Opowieść o niezrozumieniu
Gwoli wyjaśnienia – sam czuję się Polakiem. Urodziłem się w Krakowie i mimo tego, że od 10 roku życia mieszkam na Śląsku Cieszyńskim, to wciąż mówię o sobie, że jestem z Krakowa.
Piszę to, by nakreślić moją perspektywę w ocenie „Hanki”. Śląskość w ostatnich latach urosła do rangi tematu debaty publicznej, którą obserwuję stojąc nieco z boku – z pozycji dziennikarza, politologa z wykształcenia. Mam do niej dystans i dlatego właśnie doceniam takie wydarzenia, jak ogólnopolska premiera telewizyjna sztuki opowiadającej o bardzo bolesnych historycznych dramatach. Ważnych dla wielu ludzi.
„Mianujom mie Hanka” jest dla mnie sztuką o niezrozumieniu. Z dwóch powodów.
Po pierwsze – język. Jestem Polakiem, posługującym się na co dzień zwykłą polszczyzną. Protagonistka z kolei mówi po śląsku. „Jaśniusieńki ancug”, „bialusieńki kabotek z czerwonymi pociorkami” czy „ale mnie to fechtło!” – to wyrażenia, których sens rozumiem li tylko z kontekstu. Gdyby mnie ktoś zapytał, co są pociorki czy co to znaczy ślimtać się, to bym nie wiedział. Nawet mimo tego, że w rodzinie mojej żony słychać czasem godkę „po naszymu”.
Nie tylko jednak o tak prozaiczne niezrozumienie chodzi.
To spektakl o niezrozumieniu Ślązaków. Ślązaków, którzy podkreślają swoją odrębność, własne tradycje, własną kulturę, własną historię. Tę odrębność podkreśla dodatkowo właśnie język śląski, który niby dla Polaków jest znajomy, czasem bywa śmieszny (trochę jak stereotypowy czeski, prawda?), ale jednak przy bliższym kontakcie okazuje się, że nie do końca go rozumiemy. Ma w sobie po prostu pewne naleciałości innych narodów, tak różnych, jak różne były dzieje Śląska.
Chwyta za serce. Nawet nie-Ślązaka
W pełni zrozumiały z kolei jest przekaz.

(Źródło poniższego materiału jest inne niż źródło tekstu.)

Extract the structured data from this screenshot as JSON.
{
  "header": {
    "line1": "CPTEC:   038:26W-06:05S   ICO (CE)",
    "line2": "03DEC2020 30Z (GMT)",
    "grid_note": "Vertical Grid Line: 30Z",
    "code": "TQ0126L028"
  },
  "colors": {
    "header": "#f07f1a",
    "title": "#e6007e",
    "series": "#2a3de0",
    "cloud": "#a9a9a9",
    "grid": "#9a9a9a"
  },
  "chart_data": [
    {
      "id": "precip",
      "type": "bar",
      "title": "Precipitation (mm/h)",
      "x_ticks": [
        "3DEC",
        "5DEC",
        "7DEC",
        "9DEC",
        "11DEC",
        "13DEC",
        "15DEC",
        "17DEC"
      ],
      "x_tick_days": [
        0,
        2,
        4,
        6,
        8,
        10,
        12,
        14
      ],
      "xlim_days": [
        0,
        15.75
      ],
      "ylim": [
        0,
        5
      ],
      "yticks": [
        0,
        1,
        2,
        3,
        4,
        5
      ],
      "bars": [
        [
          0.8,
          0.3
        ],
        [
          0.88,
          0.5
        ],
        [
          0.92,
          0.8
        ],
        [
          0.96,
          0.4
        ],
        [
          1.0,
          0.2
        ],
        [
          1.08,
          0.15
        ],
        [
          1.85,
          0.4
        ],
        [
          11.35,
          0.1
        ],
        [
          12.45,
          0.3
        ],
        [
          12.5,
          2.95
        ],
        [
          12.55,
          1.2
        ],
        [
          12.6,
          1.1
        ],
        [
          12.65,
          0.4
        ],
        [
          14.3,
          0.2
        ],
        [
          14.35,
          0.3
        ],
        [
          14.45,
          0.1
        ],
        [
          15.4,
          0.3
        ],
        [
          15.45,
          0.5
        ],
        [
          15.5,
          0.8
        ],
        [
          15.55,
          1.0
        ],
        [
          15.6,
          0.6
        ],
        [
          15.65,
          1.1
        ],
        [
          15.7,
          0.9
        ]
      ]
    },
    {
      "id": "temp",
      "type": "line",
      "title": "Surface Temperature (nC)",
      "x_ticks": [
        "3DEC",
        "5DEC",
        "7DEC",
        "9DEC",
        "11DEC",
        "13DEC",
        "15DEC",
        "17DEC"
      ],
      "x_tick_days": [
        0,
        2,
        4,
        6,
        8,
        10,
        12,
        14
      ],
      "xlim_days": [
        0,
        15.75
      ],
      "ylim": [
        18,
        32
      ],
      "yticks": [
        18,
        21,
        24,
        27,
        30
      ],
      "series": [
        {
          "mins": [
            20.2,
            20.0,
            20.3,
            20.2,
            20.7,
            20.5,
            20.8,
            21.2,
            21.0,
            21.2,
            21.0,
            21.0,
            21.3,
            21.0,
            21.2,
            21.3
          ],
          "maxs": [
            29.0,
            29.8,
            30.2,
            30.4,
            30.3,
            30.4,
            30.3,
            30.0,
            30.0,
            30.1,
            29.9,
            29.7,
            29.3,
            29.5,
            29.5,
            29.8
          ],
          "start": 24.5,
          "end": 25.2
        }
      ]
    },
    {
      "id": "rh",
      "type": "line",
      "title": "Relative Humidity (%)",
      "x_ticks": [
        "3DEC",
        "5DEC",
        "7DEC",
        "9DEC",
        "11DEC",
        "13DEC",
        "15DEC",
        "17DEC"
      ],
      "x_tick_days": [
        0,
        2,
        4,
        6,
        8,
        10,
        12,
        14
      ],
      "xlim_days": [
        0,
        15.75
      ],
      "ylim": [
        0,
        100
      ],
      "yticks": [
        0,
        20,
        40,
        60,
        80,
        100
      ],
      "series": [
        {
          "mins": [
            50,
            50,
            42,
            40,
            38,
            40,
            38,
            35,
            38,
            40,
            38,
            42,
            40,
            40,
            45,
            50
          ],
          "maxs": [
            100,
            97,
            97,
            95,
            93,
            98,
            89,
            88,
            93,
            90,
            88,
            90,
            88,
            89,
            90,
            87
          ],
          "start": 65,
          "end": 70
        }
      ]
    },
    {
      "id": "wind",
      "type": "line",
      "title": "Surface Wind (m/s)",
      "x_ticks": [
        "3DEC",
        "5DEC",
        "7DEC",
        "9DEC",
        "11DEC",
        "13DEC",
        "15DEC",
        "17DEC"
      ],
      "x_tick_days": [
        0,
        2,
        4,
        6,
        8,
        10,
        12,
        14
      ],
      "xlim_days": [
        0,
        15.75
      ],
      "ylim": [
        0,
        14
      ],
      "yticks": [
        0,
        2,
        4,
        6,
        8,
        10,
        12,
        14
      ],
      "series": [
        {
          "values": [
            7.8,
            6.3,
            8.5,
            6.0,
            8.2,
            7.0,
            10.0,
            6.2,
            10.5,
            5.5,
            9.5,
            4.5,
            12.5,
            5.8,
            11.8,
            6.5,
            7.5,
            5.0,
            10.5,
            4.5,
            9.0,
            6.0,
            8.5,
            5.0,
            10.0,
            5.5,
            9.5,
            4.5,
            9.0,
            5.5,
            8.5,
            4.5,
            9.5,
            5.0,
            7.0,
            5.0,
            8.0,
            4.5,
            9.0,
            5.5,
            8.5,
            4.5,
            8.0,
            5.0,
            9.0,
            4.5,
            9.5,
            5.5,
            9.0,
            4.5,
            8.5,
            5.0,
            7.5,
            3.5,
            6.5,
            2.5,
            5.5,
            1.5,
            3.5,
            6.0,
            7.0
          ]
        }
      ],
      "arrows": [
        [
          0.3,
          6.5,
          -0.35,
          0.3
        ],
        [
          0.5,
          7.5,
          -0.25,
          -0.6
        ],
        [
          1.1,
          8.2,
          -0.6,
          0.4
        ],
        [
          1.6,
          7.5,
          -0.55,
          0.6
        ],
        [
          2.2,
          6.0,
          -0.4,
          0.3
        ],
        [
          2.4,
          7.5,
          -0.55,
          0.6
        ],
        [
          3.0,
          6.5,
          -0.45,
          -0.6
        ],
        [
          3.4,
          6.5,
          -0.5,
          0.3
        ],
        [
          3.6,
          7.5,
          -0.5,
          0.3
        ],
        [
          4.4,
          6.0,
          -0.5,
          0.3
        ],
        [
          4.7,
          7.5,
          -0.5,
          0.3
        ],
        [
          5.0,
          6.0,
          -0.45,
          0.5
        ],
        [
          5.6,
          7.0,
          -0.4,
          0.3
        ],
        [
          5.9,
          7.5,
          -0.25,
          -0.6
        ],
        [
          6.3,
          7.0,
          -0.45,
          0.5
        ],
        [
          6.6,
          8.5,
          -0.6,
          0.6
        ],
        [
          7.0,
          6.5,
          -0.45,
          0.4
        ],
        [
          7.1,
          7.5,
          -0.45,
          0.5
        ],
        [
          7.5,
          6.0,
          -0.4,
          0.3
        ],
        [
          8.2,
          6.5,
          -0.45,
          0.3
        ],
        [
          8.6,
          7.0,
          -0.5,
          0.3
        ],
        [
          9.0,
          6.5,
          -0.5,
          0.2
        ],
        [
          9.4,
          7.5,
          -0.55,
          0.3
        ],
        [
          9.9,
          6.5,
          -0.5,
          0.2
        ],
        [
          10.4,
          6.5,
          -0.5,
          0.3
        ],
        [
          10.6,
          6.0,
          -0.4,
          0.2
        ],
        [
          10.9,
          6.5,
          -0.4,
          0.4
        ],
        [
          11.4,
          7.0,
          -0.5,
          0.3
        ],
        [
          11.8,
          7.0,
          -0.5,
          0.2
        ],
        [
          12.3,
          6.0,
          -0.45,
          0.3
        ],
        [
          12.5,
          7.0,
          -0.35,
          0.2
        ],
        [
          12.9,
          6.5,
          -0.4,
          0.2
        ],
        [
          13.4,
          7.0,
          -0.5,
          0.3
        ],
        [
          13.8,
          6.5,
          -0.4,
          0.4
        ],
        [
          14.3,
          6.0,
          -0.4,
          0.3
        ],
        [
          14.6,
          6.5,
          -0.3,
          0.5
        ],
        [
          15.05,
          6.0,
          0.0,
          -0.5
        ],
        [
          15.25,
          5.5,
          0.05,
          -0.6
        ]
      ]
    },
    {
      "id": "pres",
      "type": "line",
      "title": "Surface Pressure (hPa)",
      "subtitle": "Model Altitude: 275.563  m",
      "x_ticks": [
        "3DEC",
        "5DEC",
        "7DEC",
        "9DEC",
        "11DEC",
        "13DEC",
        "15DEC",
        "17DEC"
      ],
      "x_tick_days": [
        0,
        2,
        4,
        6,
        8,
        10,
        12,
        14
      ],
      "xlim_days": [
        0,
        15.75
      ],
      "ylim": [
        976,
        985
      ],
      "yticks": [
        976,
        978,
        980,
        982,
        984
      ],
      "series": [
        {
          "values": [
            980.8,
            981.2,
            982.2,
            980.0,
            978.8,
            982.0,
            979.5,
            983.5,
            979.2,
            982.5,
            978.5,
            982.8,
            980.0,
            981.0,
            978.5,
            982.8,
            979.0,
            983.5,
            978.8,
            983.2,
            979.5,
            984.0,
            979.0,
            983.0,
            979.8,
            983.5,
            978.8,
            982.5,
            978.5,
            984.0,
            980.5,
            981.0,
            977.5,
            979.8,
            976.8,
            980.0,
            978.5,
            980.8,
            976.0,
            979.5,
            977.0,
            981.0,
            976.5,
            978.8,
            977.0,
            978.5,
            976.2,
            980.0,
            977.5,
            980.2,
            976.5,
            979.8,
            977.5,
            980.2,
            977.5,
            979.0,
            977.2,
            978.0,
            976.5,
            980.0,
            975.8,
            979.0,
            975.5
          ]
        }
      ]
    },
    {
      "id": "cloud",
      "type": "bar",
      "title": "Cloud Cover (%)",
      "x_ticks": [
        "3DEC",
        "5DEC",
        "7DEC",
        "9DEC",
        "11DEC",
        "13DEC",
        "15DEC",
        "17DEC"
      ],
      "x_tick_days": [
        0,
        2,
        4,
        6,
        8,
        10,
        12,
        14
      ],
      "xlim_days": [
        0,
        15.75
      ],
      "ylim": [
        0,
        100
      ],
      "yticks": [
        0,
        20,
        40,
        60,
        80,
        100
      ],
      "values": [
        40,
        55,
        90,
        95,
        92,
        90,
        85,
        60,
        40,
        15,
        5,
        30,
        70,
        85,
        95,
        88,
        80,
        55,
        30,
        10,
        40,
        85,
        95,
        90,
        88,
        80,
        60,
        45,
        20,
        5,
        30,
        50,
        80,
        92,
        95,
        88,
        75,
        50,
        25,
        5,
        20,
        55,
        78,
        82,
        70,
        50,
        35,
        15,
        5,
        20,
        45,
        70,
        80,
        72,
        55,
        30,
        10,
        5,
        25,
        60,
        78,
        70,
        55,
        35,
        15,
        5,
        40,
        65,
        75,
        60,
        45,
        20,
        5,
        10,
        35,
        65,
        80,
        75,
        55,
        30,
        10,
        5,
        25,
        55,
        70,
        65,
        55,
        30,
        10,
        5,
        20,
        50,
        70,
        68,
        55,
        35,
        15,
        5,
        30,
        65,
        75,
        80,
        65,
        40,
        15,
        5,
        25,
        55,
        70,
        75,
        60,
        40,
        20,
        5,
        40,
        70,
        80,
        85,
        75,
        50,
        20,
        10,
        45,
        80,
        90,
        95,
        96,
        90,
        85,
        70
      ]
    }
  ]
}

Hanka to kobieta, która doświadczyła dramatów wojny – prześladowań, śmierci najbliższych, represji ze strony różnych władz państwowych. Jednak dzięki świetnej, bardzo emocjonalnej grze aktorskiej Grażyny Bułki historia ta nabiera osobistego charakteru. Widzimy przed sobą bohaterkę, dumną ze swojego pochodzenia Ślązaczkę, która opowiada nam o swoim cierpieniu i bezradności wobec tragicznych wydarzeń. To uniwersalne przesłanie chwyci za serce nawet kogoś, kto nie czuje się Ślązakiem.
Można to nawet udowodnić. Uchylę rąbka tajemnicy – w najbliższym drukowanym wydaniu „Zwrotu” ukazał się wywiad, który przeprowadziłem z Łukaszem Kohutem, śląskim posłem do Parlamentu Europejskiego. Jest on gorącym orędownikiem monodramu Teatru Korez, zabiega o pokazywanie go w różnych śląskich miastach, przed różną publicznością. Opowiadał mi kiedyś, że każda widownia reaguje jednakowo na zakończenie sztuki. Przez dłuższy czas wszyscy siedzą w ciszy. Zadumie. Przejęciu. Dopiero po chwili rozlegają się oklaski. Widać to nawet na nagraniu z Teatru Telewizji.
Śląskość trafia do serc nawet ogólnopolskiej publiki. Tak bardzo nieśląskiej.